As a company that markets hair products, Clairol was doing very well in the United States of America. The reason is that they offered quality products at reasonable prices. Because of this success, they introduced a curling iron in 2006 and called it “Mist Stick”, which did exceptionally well in the country. But when they took the product to Germany, it did not go as well as they thought. Apparently, “fog” in German means “manure”. So basically, people were seeing the “manure stick” in cosmetic stores across the country. Who would want one of these and what would they actually use it for? Hilarious when you really imagine.
Coors, a giant in beer production, is one of the largest companies in the United States and also in the rest of the world. Its beer is sold in almost all restaurants, pubs and stores. The ad’s slogan, “Turn it Loose” was a great success in the country, but unfortunately it was the only native English-speaking country to have had its campaign. When they took their “Turn It Loose” to Spanish-speaking countries, “They suffer from diarrhea” is what they left (not literally). Although some people say that the Spanish translation is not very accurate for what they get from drinking Coors. In any case, Coors did not expect something like this and was forced to change it immediately.
Since we started this list in China, it seems appropriate that we end up in the big country. In 1987, in Beijing, Kentucky Fried Chicken opened its first store in the country. They knew it would be an instant hit because of their reputation as “fast food kings” and along with their catchy slogan, “licking your finger, well,” there was only one way and that was up. But what they didn’t realize is that they would make a big mistake and translate the slogan “Let’s eat your fingers” into Chinese. I’m sure the residents stayed away from KFC for a few weeks for fear of losing their digits. So, was that what Colonel Sanders had in his secret herbs and spices? No wonder it has always been kept secret.

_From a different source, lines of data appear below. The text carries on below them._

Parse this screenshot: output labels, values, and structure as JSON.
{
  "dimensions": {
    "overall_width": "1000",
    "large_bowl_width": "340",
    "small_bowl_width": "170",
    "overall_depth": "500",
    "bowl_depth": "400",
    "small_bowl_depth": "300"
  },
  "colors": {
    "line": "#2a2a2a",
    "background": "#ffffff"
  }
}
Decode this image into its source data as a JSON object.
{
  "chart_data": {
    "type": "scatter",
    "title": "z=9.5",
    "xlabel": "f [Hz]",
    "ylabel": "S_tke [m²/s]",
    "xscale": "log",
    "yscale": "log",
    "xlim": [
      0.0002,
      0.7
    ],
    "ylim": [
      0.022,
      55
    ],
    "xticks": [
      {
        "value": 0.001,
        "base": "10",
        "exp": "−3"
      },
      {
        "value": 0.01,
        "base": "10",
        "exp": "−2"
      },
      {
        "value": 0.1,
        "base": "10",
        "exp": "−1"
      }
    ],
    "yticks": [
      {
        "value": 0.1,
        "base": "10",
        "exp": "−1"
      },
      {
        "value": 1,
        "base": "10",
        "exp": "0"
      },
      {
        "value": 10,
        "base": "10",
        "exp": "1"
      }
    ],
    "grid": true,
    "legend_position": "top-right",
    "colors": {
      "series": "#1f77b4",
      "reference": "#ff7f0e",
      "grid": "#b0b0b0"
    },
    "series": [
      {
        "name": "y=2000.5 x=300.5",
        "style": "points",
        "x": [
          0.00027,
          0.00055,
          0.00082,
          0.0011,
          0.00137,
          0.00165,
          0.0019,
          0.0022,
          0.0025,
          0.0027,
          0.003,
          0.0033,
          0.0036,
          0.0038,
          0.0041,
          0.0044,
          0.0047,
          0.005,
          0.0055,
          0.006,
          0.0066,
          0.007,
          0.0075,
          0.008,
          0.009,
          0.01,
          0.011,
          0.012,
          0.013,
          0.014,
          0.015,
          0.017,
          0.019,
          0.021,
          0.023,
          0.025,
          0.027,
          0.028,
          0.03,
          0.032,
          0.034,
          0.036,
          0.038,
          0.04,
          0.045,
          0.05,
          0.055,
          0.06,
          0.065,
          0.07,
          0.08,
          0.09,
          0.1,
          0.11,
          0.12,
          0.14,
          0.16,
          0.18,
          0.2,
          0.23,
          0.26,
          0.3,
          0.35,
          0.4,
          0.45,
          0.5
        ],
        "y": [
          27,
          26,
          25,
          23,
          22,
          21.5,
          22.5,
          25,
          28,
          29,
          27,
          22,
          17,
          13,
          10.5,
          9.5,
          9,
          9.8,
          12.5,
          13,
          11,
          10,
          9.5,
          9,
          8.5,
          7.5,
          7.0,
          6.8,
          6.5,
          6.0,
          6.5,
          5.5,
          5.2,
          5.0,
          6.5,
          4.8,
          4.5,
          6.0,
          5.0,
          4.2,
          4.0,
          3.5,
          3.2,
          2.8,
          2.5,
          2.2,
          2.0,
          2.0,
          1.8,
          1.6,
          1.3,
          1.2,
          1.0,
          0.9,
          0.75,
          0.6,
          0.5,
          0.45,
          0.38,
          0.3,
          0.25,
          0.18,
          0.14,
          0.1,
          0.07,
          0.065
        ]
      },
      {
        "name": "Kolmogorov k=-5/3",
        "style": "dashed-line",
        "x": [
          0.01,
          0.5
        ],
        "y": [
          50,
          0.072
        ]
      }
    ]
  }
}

These ten brands believed that adding catch phrases to their products would bring them fame, and in most cases, that happened. The only problem was when translated into other languages, their advertising campaigns came back to haunt them. In all, some of the brands mentioned above have changed their slogans to better serve all countries and some of them have not, in order to attract more attention. So, as you can see, even big guns tend to miss (sometimes in another language).